Peut-être rébarbatifs, ces chiffres doivent cependant permettre de prendre conscience des enjeux pour chacun d'entre nous.
Les maladies cardiovasculaires sont aujourd'hui la première cause de mortalité en France, à l'origine de près de 170 000 décès chaque année (32 % des décès).
Elles constituent en outre la troisième cause de décès prématurés, après les tumeurs et les morts violentes. Avant 65 ans, 12 % des décès féminins et 16 % des décès masculins lui sont imputables, représentant environ 16 000 décès par an.
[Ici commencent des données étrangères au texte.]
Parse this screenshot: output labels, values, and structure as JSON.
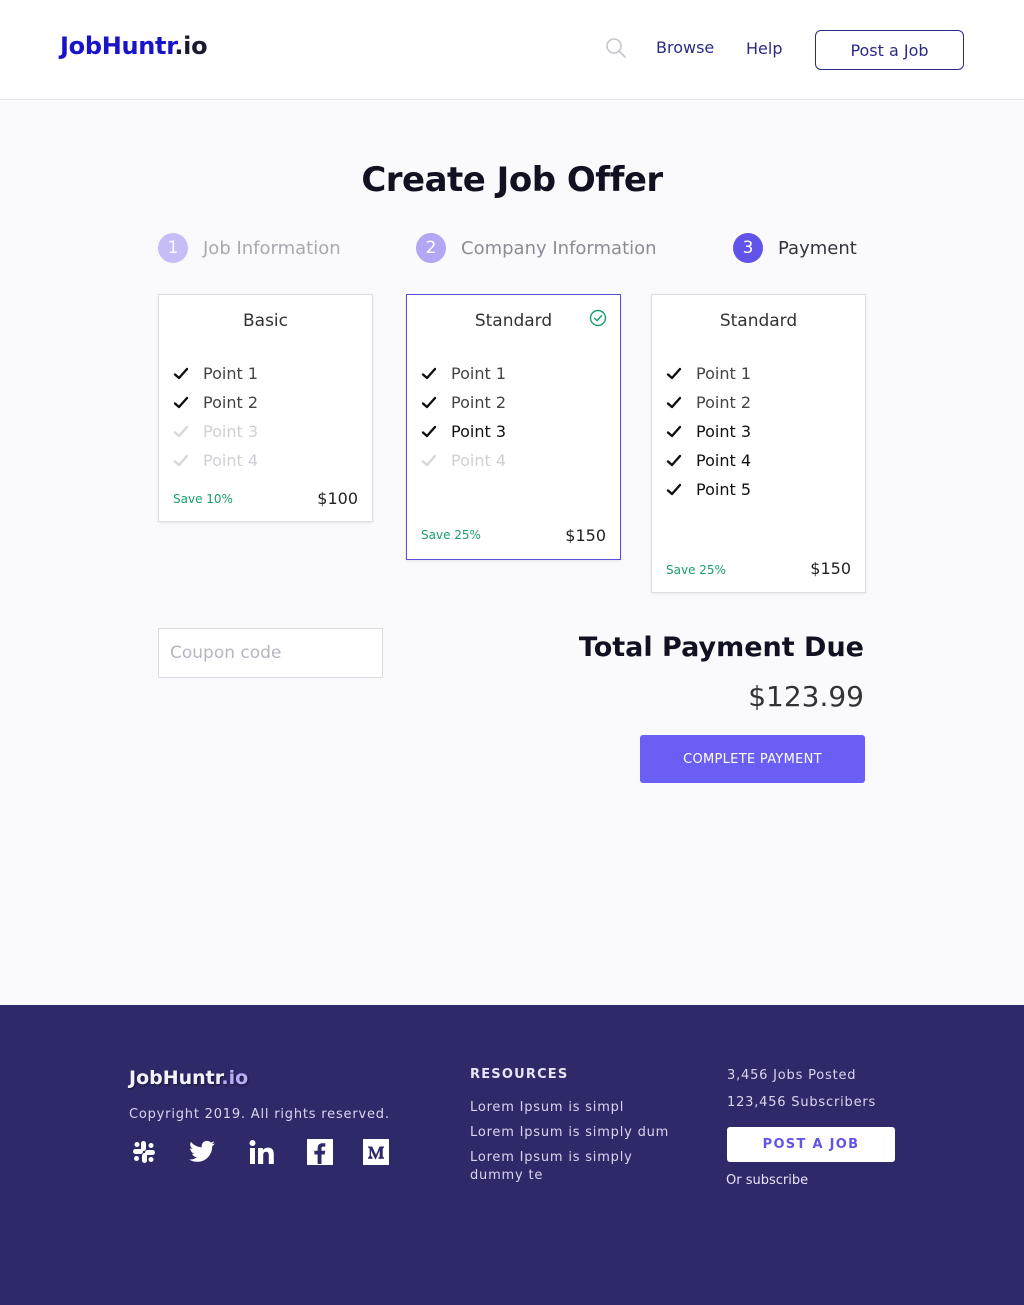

Les maladies cardio-vasculaires responsables d'une part importante de ces décès sont d'une part les cardiopathies ischémiques ( maladies liées à l'atteinte des artères coronaires), qui représentent la cause déclarée de 27 % des décès liés à l'appareil circulatoire (45 000 décès), d'autre part les maladies vasculaires cérébrales (25 %, 42 000 décès).
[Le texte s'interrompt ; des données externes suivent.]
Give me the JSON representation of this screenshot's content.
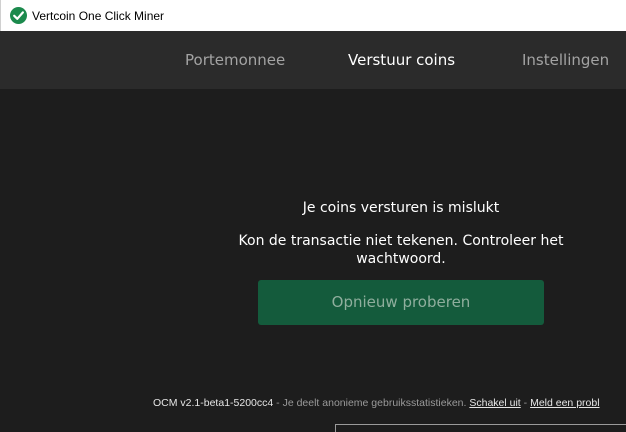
{
  "window": {
    "title": "Vertcoin One Click Miner",
    "icon": "vertcoin-check-icon",
    "accent_color": "#1c8a4d"
  },
  "nav": {
    "tabs": [
      {
        "label": "Portemonnee",
        "active": false
      },
      {
        "label": "Verstuur coins",
        "active": true
      },
      {
        "label": "Instellingen",
        "active": false
      }
    ]
  },
  "main": {
    "title": "Je coins versturen is mislukt",
    "message": "Kon de transactie niet tekenen. Controleer het wachtwoord.",
    "retry_label": "Opnieuw proberen",
    "button_color": "#145b3c"
  },
  "footer": {
    "version": "OCM v2.1-beta1-5200cc4",
    "separator1": " - ",
    "stats_text": "Je deelt anonieme gebruiksstatistieken.",
    "disable_link": "Schakel uit",
    "separator2": " - ",
    "report_link": "Meld een probl"
  }
}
Les décès prématurés par cardiopathie ischémique sont surtout fréquents chez les hommes : 44 % des décès masculins liés à cette pathologie surviennent avant 65 ans, contre moins de 5 % des décès féminins.
A l'inverse, les décès par maladies cérébro vasculaires surviennent dans leur grande majorité au-delà de 65 ans, chez les hommes (87 %) comme chez les femmes (95 %)
Le nombre d'infarctus du myocarde est estimé entre 110 000 et 120 000 par an et celui des accidents vasculaires cérébraux à 130 000.
Il existe de grandes variabilités de mortalité selon les régions. La Bretagne, ainsi que les régions du nord et de l'est de la France connaissent une nette surmortalité par cardiopathies ischémiques.
Sur le plan de l'évolution, la mortalité par maladie cardio-vasculaire diminue fortement depuis le début des années 80. Cette baisse est surtout liée à la diminution des décès par maladies cérébro vasculaires (- 32 % entre 1982 et 1994) qui sont devenus moins fréquents que les décès par cardiopathies ischémiques (- 8 % sur la même période).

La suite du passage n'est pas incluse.